Dzięki za wyjaśnienie :-) to nawet lepiej, że nie będzie to czysto koncert. Szczerze mówiąc trochę bym się chyba wynudziła, a tak film akcji może być jak najbardziej :-D Zapowiada się naprawdę ciekawie.
Ja byłam również na tym filmie i dziewczyny - robi wrażenie! Dawka mocnej muzyki i do tego świetne sceny z koncertu. Chciałabym tam być na żywo!
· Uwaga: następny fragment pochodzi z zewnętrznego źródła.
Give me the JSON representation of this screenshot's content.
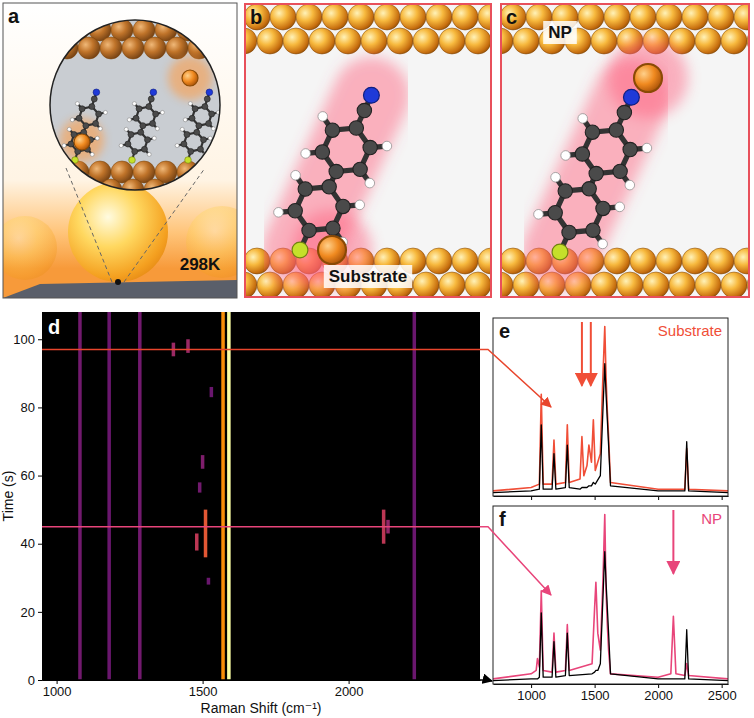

Sama fabuła również interesująca, chociaż ja tam poszłam ze względu na muzykę (i na mojego mężczyznę :-D)
W weekend o nim usłyszałam i nie było opcji, zeby nie pójść... Zespół legenda jedno, a cąłkowicie nowatorski pomysł na musical drugie, co mnie przekonało do natychmiastowej decyzji :P Nie żałuję!
To a propo mocnego grania, to niedawno StarsTV zrobili niezłą niespodziankę dla wszystkich fanów rocka i przedłużyli Best Rock o godzinę. Oczywiście Metalliki tam też sporo.
azymut -wiem, to wciąż już cisza nocna, ale zawsze lepiej. Best Rock rządzi. :D
Melduję się.
Moje ulubione to rock alternatywny, progresywny, metal trochę też.
Moi faworyci to U2, Kasabian, Rush, Porcupine Tree, Metallica itd.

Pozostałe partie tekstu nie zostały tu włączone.